Avant de le manger, ils prononcent les paroles suivantes : « Au cas que je ne demeure pas toute ma vie fidèle à mon souverain, si je me révolte contre lui de mon propre mouvement, et avec connaissance ; si je néglige de lui rendre les devoirs qui lui sont dus, ou si je l’offense en quelque manière que ce soit, puisse cet ours me déchirer au milieu des bois ! que ce pain que je vais manger m’étouffe sur-le-champ ; que ce couteau me donne la mort, et que cette hache m’abatte la tête ! » On n’a pas d’exemple qu’ils aient violé leur serment, quoiqu’on les ait souvent inquiétés pour cause de religion.

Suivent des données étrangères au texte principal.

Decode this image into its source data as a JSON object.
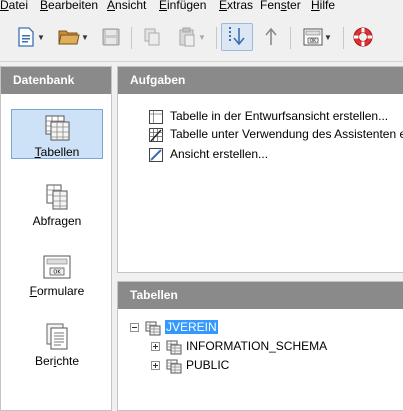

Quelques tentatives qu’on ait faites pour amener les Ostiaks au christianisme, on n’a pu faire parmi eux qu’un très-petit nombre de vrais chrétiens. La vie errante qu’ils mènent dans les forêts, et qui rend inutile l’établissement des prêtres et des églises, les anciennes habitudes de leurs pères, soit en matière de culte, soit par rapport aux mariages, sont autant d’obstacles aux progrès du christianisme chez des peuples qui se rappellent sans cesse que leurs ancêtres ont vécu heureusement dans leur religion, et que les Russes leur paraissent plus misérables qu’eux.

Le grand convertisseur Philotée, archevêque de Tobolsk, à qui la plus grande partie des idolâtres sibériens doivent le baptême (si c’est conférer ce sacrement que de faire jeter dans l’eau, par des dragons, des païens attachés à leur croyance), visita les Ostiaks dans les années 1712, 1713 et 1714, pour les convertir. Quelques-uns se plongèrent volontairement dans l’eau baptismale ; mais le plus grand nombre refusèrent de se soumettre à la cérémonie. Le ministère des soldats russes fut heureusement employé : moitié par force, moitié par crainte, on parvint à en baptiser quatre à cinq mille.

Tout le fruit que les Ostiaks ont donc retiré de la mission de l’archevêque de Tobolsk, c’est que, depuis ce temps, ils se disent chrétiens ; mais le sont-ils en effet ? On en peut juger par toutes leurs superstitions, par leurs cérémonies religieuses ; enfin, par l’idée qu’ils avaient des récompenses de la vie future, lorsque, huit à dix ans après leur conversion, ils firent à Strahlenberg la réponse que nous avons rapportée.

Les approches de la mort leur causent si peu de frayeur et d’inquiétude, que ni les remèdes propres à l’éloigner, ni les moyens de prévenir la maladie ne sont chez eux l’objet des moindres recherches ni des moindres soins.

L’excessive malpropreté dans laquelle ils vivent, les viandes crues et les insectes dont ils se nourrissent leur causent des maladies scorbutiques, ou des éruptions cutanées semblables à la lèpre, et si terribles, qu’on peut dire qu’ils pourissent tout vivans. Cet amour de la vie, que la nature a gravé si profondément dans tous les hommes pour les rendre attentifs à leur conservation, cette horreur, qui fait reculer toutes les créatures devant tout ce qui peut tendre à leur destruction, n’entrent point dans l’âme d’un Ostiak. Leur survient-il un ulcère au visage, à un bras, à une jambe, ou à quelque autre partie du corps, ils n’y font pas la moindre attention ; ils voient tranquillement cet ulcère faire des progrès, s’étendre, et ronger petit à petit les autres parties du corps ; ils voient leurs membres tout pouris se séparer du tronc les uns après les autres, sans marquer aucune douleur, sans jeter aucune plainte.

Ils montrent une insensibilité, une résignation apathique que l’on trouve à peine dans les animaux les plus stupides, et qui doit d’autant plus surprendre, qu’elle n’est pas l’effet d’un fanatisme d’opinion tel que celui dont se paraient les philosophes stoïciens.

Les enterremens des Ostiaks se font sans cérémonies religieuses. La famille du mort s’assemble ; on habille le cadavre, et on l’enterre en mettant à côté de lui son couteau, son arc, une flèche, et les ustensiles de ménage qui lui appartenaient. Si c’est en hiver, on le cache dans la neige ; et lorsque l’été est venu, on fait une fosse, et on l’y dépose en présence de tous ses parens.